In a recent article in PharmaVOICE, Marketing Through Storytelling, the author writes:
Patients and physicians who can see themselves as the hero in the story overcoming health adversity to provide better care for themselves or others…
And while I think information and data should be shared with individuals and groups – often times in the form of a story since that is easier for our minds to grasp – the physician, patient, caregiver or family member may not always be a hero. I fear describing storytelling in this way inflates the expectations of any or all of the parties involved.

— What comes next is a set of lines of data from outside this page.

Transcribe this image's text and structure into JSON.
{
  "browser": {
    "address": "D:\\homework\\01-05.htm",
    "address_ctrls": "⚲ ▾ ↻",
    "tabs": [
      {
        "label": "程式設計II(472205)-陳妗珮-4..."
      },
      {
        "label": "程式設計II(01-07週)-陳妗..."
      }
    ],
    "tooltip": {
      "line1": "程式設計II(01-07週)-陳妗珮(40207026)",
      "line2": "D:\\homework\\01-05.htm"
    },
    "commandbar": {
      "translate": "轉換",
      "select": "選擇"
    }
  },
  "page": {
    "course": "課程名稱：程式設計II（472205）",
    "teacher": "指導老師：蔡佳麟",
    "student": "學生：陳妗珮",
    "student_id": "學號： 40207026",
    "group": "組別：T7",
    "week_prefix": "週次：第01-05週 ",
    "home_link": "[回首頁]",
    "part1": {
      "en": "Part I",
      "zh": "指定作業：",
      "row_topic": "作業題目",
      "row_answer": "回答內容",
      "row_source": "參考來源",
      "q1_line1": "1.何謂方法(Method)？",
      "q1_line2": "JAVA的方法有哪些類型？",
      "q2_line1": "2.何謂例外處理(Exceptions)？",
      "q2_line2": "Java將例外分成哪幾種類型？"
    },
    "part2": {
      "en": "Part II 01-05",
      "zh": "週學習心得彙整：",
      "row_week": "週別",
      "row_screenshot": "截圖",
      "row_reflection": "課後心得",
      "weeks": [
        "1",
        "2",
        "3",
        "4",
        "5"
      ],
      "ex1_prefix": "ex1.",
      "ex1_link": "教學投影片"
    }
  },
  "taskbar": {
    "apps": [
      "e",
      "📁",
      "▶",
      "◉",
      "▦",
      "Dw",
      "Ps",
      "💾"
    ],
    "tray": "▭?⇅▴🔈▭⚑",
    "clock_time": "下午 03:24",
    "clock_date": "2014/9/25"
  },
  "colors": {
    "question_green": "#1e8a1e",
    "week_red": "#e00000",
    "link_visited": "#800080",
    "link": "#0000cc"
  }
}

I agree that it is necessary and critical to tell a story that people can relate to because that enables them to feel an emotional attachment and hopefully a belief that they can act and generate energy, a decision or whatever is needed at their particular point in time. I also agree that focusing on the positive aspects is good; however, we also need to present real-world time, experience and expectations. I tend to fall on the side of positive reality.
We know that as people, human beings – many or most of our decisions are guided by our emotions. This being recognized, it is even more important for the people who are creating the stories to not pull to many “emotional strings” and not have the science or evidence to support what they are selling.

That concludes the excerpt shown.